La température régule le sexe
Cette fois, c’est la bonne, une tortue verte creuse un premier trou, de son envergure, sa cavité corporelle, et un second, proche de sa queue, se servant de ses pattes arrières comme des spatules, c’est le puits de ponte. Une fois fini, à l’aveugle, puisqu’elle ne verra rien de ce qui se passe, elle commence à pondre des œufs semblables à de petites balles de ping-pong, d’un blanc immaculé, environ une centaine, parfois plus. « Elles peuvent pondre jusqu’à 3 fois par saison, et fait original, dans une même portée, on retrouve des œufs fécondés par différents mâles ». Il y a quelques années, les tortues étaient baguées pour suivre leur parcours, « certaines avaient même été équipées de balise Argos », mais ce traçage n’est plus d’actualité, « trop perturbant pour elles ». Il aura permis de voir qu’après la saison de ponte, les femelles repartaient vers le littoral Est-africain.
Nous n’aurons pas vu d’émergences au petit matin, mais de multiples empreintes montrent que des œufs ont bien éclos cette nuit, « environ une sur mille arrive à l’âge adulte, un ratio pas si mauvais au regard de la quantité d’œufs pondus ». Les bébés sortent 70 jours après environ, et c’est la température qui va décider du sexe, « au dessus de 27°5, ce seront des femelles ». Donc plus de chance que les mâles soient au fond du trou de ponte.

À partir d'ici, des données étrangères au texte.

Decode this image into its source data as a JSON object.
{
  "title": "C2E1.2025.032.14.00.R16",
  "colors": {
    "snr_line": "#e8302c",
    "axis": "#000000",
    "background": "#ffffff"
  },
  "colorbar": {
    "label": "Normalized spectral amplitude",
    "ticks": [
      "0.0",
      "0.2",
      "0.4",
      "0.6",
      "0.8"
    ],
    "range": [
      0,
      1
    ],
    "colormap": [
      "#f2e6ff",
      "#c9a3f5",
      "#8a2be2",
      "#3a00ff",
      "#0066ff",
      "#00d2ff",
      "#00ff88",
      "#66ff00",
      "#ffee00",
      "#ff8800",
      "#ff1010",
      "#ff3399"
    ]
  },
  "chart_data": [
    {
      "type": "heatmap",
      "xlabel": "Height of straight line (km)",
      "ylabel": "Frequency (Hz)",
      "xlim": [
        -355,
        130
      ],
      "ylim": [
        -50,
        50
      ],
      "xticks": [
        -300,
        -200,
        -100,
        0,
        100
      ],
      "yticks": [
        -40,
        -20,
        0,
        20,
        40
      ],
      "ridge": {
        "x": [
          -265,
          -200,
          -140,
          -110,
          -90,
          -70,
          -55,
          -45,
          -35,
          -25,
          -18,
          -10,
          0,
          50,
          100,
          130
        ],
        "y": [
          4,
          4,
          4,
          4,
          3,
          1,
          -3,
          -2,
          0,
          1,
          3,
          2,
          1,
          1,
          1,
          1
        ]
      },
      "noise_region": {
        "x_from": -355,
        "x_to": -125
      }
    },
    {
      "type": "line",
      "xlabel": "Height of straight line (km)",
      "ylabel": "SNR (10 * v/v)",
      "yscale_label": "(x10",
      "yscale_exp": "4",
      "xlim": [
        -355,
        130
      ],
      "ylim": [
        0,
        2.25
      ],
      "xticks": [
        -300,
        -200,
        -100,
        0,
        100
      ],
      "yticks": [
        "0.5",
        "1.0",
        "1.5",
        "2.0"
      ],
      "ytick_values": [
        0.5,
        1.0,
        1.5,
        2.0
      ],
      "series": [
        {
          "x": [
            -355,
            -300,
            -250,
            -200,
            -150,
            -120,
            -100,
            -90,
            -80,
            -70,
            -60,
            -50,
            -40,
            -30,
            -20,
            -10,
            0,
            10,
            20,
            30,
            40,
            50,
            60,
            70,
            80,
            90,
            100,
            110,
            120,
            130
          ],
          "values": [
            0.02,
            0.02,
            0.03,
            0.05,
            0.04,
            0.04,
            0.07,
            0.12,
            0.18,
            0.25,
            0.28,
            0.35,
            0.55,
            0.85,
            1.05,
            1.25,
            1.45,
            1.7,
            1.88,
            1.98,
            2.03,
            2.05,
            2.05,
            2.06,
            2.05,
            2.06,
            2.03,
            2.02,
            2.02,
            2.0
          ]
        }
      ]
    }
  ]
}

Le lendemain, après le petit déjeuner, les Naturalistes ont préparé une surprise à Gilles Halbout, la plantation d’un petit baobab, pour remplacer ses aînés aux racines superficielles, malmenées par les coups de buttoir des dames tortues, par le recul du trait de côtes et par l’enfoncement de l’île du au volcan.
Rénover la maison des guides et entretenir l’endroit reste de la compétence du Conservatoire du littoral, « propriétaire de 80% de la presqu’île de Saziley », commente Michel Charpentier. Un des bénévoles arpente la plage en récoltant 8 sacs de déchets.
Une découverte des alentours nous amène devant une mosquée, « elle a été bâtie en torchis vers les années 80, alors que dix ans auparavant, les habitants avaient décidé de s’installer là à la saison des pluie, au sein de village dit ‘Tobé’, pour cultiver ». Elle sert encore de lieu de prière.
Un voyage à la fois dans la biodiversité de Mayotte, mais aussi dans le temps donc, qui offre une balade de retour sur les crêtes avec vue panoramique sur le lagon… quand Mayotte devient une destination impérieuse.